Once the first layer of machine learning triggers a request as an anomaly, FortiWeb will use the second layer of machine learning to verify whether it's a real attack or just a benign anomaly that should be ignored. To do so, FortiWeb includes pre-built trained threat models. Each represents a certain attack category, such as SQL Injection, Cross-site Scripting, and so on. Each threat model is already trained based on analysis of thousands of attack samples. Threat models are continuously updated using the FortiWeb Security Service. When new attack types are released, the FortiGuard team analyzes the new threats and re-trains the relevant threat model. The new threat model is then pushed to all customer installations in a way similar to how signatures are updated.
See Configuring anomaly detection policy for more information.
The AI-based machine learning bot detection model complements the existing signature and threshold based rules. It detects sophisticated bots that can sometimes go undetected. The bot detection model observes user behaviors from thirteen dimensions, for example, how many times of HTTP requests are initiated by the user, whether the request uses illegal HTTP versions, whether it fetches JSON/XML resources, etc.

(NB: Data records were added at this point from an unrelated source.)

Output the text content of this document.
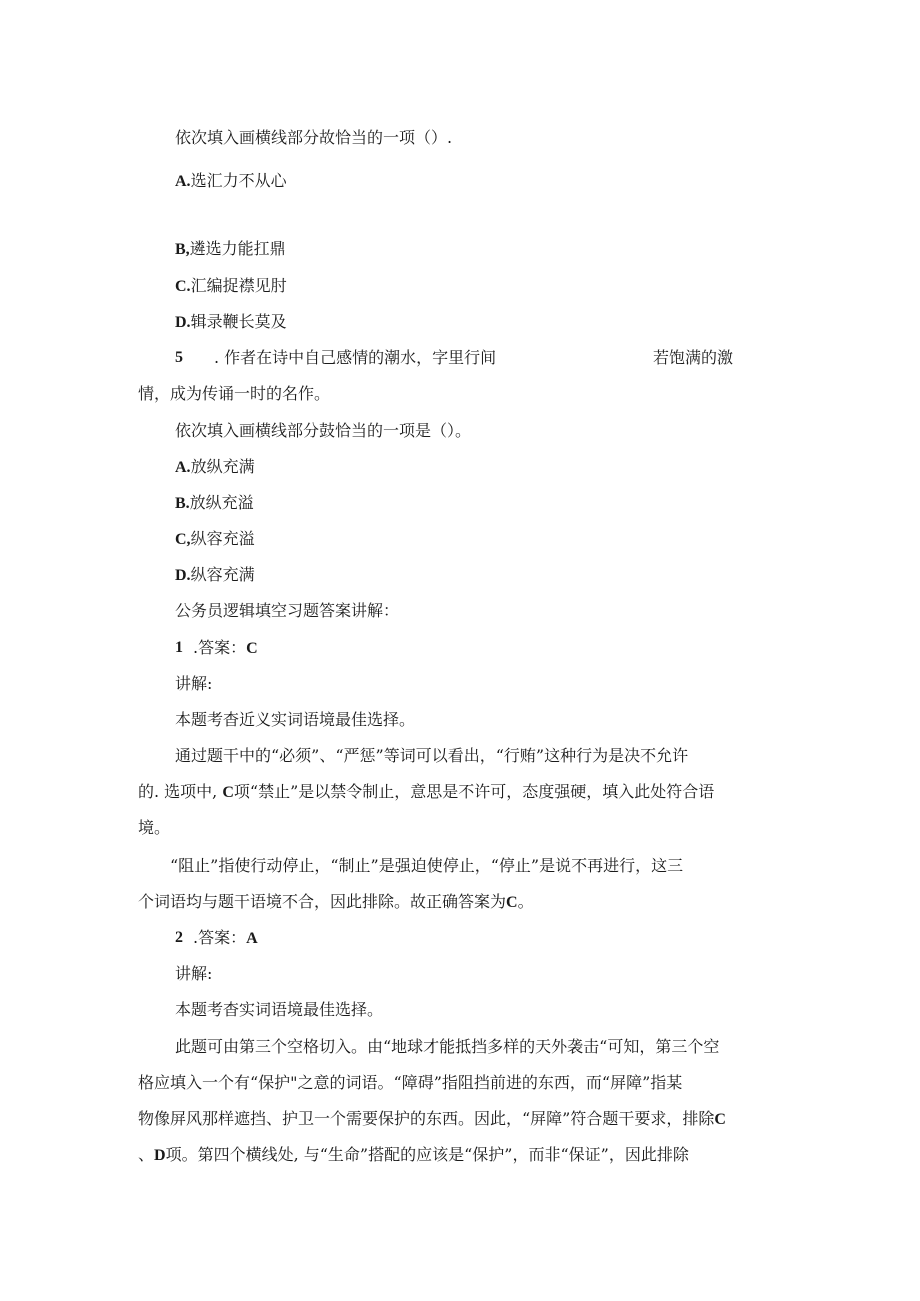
依次填入画横线部分故恰当的一项（）.
A.选汇力不从心
B,遴选力能扛鼎
C.汇编捉襟见肘
D.辑录鞭长莫及
5 . 作者在诗中自己感情的潮水，字里行间	若饱满的激
情，成为传诵一时的名作。
依次填入画横线部分鼓恰当的一项是（）。
A.放纵充满
B.放纵充溢
C,纵容充溢
D.纵容充满
公务员逻辑填空习题答案讲解：
1 .答案：C
讲解:
本题考杳近义实词语境最佳选择。
通过题干中的“必须”、“严惩”等词可以看出，“行贿”这种行为是决不允许
的. 选项中, C项“禁止”是以禁令制止，意思是不许可，态度强硬，填入此处符合语
境。
“阻止”指使行动停止，“制止”是强迫使停止，“停止”是说不再进行，这三
个词语均与题干语境不合，因此排除。故正确答案为C。
2 .答案：A
讲解:
本题考杳实词语境最佳选择。
此题可由第三个空格切入。由“地球才能抵挡多样的天外袭击“可知，第三个空
格应填入一个有“保护"之意的词语。“障碍”指阻挡前进的东西，而“屏障”指某
物像屏风那样遮挡、护卫一个需要保护的东西。因此，“屏障”符合题干要求，排除C
、D项。第四个横线处, 与“生命”搭配的应该是“保护”，而非“保证”，因此排除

Compared with the traditional mechanisms to detect bots, the bot detection model saves you the trouble to experiment on an appropriate threshold to detect abnormal user behaviors. For example, how could you know how many times of HTTP requests initiated by a user should be considered as abnormal? With the traditional mechanism, you may need to experiment on different threshold values and continuously check the attack log until no related attack logs are reported for the regular traffic.
Things are much easier if you use the bot detection model. FortiWeb uses SVM (Support Vector Machine) algorithm to build up the bot detection model that self-learns the traffic profiles of regular clients. When the traffic from a new client flows in, it is compared against that of the regular clients. If they don't match, the bot detection model classifies the new client as an anomaly. When the traffic profiles of the regular clients vary dramatically (e.g. the functions of your application have changed, so that users behave differently when they visit your application), FortiWeb automatically refreshes the bot detection model to adapt to the changes.
Moreover, test shows that the bot detection model performs much better, specially when it detects crawlers and scrapers. The traffic is comprehensively evaluated from 13 dimensions. It helps increase the detection accuracy and decrease the false positive rate.
See Configuring bot detection profiles for more information.
Machine learning is not fully supported when FortiWeb is deployed in active-active HA mode. It doesn't work on the secondary node; On the master node, it works but not always stable, for example, after system reboot or HA role switch, the machine learning may stop working.